Kean à demi évanoui tomba dans les bras de son fils ; tout au plus eut-il encore la force d’articuler quelques plaintes confuses : — Je me meurs… parlez pour moi… Puis il perdit absolument connaissance. C’en était fait du tragédien : l’homme ne mourut que quelques semaines plus tard, le 15 mai, après un rétablissement factice. Ce délai lui permit cependant de se réconcilier avec sa femme, qu’il appela, par un humble billet, à son lit de mort. « Oubliez, pardonnez, » lui écrivait-il. Elle oublia, elle pardonna.

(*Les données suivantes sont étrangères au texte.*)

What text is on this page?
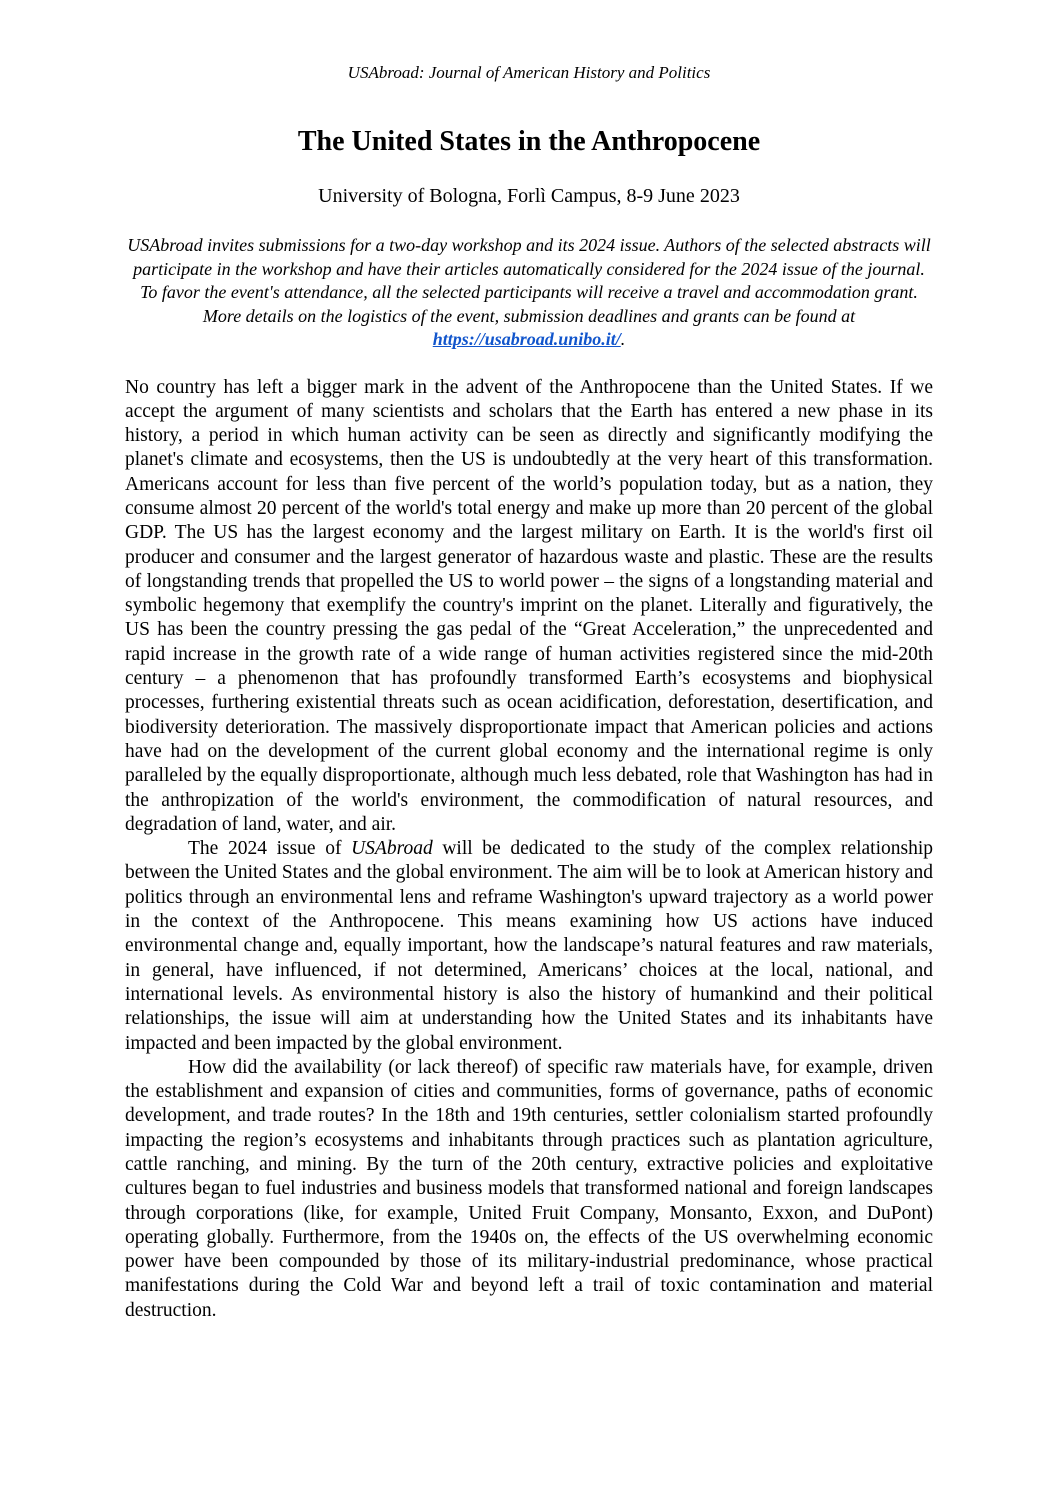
USAbroad: Journal of American History and Politics
The United States in the Anthropocene
University of Bologna, Forlì Campus, 8-9 June 2023

USAbroad invites submissions for a two-day workshop and its 2024 issue. Authors of the selected abstracts will participate in the workshop and have their articles automatically considered for the 2024 issue of the journal. To favor the event's attendance, all the selected participants will receive a travel and accommodation grant. More details on the logistics of the event, submission deadlines and grants can be found at https://usabroad.unibo.it/.

No country has left a bigger mark in the advent of the Anthropocene than the United States. If we accept the argument of many scientists and scholars that the Earth has entered a new phase in its history, a period in which human activity can be seen as directly and significantly modifying the planet's climate and ecosystems, then the US is undoubtedly at the very heart of this transformation. Americans account for less than five percent of the world’s population today, but as a nation, they consume almost 20 percent of the world's total energy and make up more than 20 percent of the global GDP. The US has the largest economy and the largest military on Earth. It is the world's first oil producer and consumer and the largest generator of hazardous waste and plastic. These are the results of longstanding trends that propelled the US to world power – the signs of a longstanding material and symbolic hegemony that exemplify the country's imprint on the planet. Literally and figuratively, the US has been the country pressing the gas pedal of the “Great Acceleration,” the unprecedented and rapid increase in the growth rate of a wide range of human activities registered since the mid-20th century – a phenomenon that has profoundly transformed Earth’s ecosystems and biophysical processes, furthering existential threats such as ocean acidification, deforestation, desertification, and biodiversity deterioration. The massively disproportionate impact that American policies and actions have had on the development of the current global economy and the international regime is only paralleled by the equally disproportionate, although much less debated, role that Washington has had in the anthropization of the world's environment, the commodification of natural resources, and degradation of land, water, and air.

The 2024 issue of USAbroad will be dedicated to the study of the complex relationship between the United States and the global environment. The aim will be to look at American history and politics through an environmental lens and reframe Washington's upward trajectory as a world power in the context of the Anthropocene. This means examining how US actions have induced environmental change and, equally important, how the landscape’s natural features and raw materials, in general, have influenced, if not determined, Americans’ choices at the local, national, and international levels. As environmental history is also the history of humankind and their political relationships, the issue will aim at understanding how the United States and its inhabitants have impacted and been impacted by the global environment.

How did the availability (or lack thereof) of specific raw materials have, for example, driven the establishment and expansion of cities and communities, forms of governance, paths of economic development, and trade routes? In the 18th and 19th centuries, settler colonialism started profoundly impacting the region’s ecosystems and inhabitants through practices such as plantation agriculture, cattle ranching, and mining. By the turn of the 20th century, extractive policies and exploitative cultures began to fuel industries and business models that transformed national and foreign landscapes through corporations (like, for example, United Fruit Company, Monsanto, Exxon, and DuPont) operating globally. Furthermore, from the 1940s on, the effects of the US overwhelming economic power have been compounded by those of its military-industrial predominance, whose practical manifestations during the Cold War and beyond left a trail of toxic contamination and material destruction.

Kean mourait insolvable, ruiné d’esprit et de corps tout autant que de fortune. Les créanciers accoururent et se partagèrent ses dépouilles. Le mobilier du cottage de l’île de Bute fut vendu. On mit aux enchères les dons des souverains, les gages précieux de l’admiration publique, que dans sa détresse l’éminent artiste avait encore conservés. Une tabatière et deux épées, hommage de lord Byron, comptent parmi les épaves de ce naufrage désastreux. Le magnifique vase d’argent[2], sculpté d’après le fameux Warwick-Vase, que la troupe et le comité de Drury-Lane, se cotisant, avaient offert en 1816 à l’homme dont le magique talent venait de sauver ce théâtre, passa, lui aussi, sous le marteau de l’auctioneer. Le sort final de cette relique n’est pas médiocrement curieux. Un an après que Charles Kean, bien à regret, l’eut laissé passer en des mains étrangères, il la retrouva étalée au vitrail d’un doreur du Strand. Entrant aussitôt chez ce marchand, il se nomma, lui expliqua l’intérêt tout personnel qui s’attachait pour lui à la possession de ce riche mémorial, et lui manifesta le désir de le racheter aussitôt que ses ressources pécuniaires le mettraient à même de remplir ce pieux devoir. Le soir du même jour, le vase précieux était enlevé par un voleur habile, et la forte récompense promise par le propriétaire à quiconque le lui rapporterait n’en a

  1. Acte III, scène III.
  2. Il avait coûté 300 livres sterling ou 7,500 francs.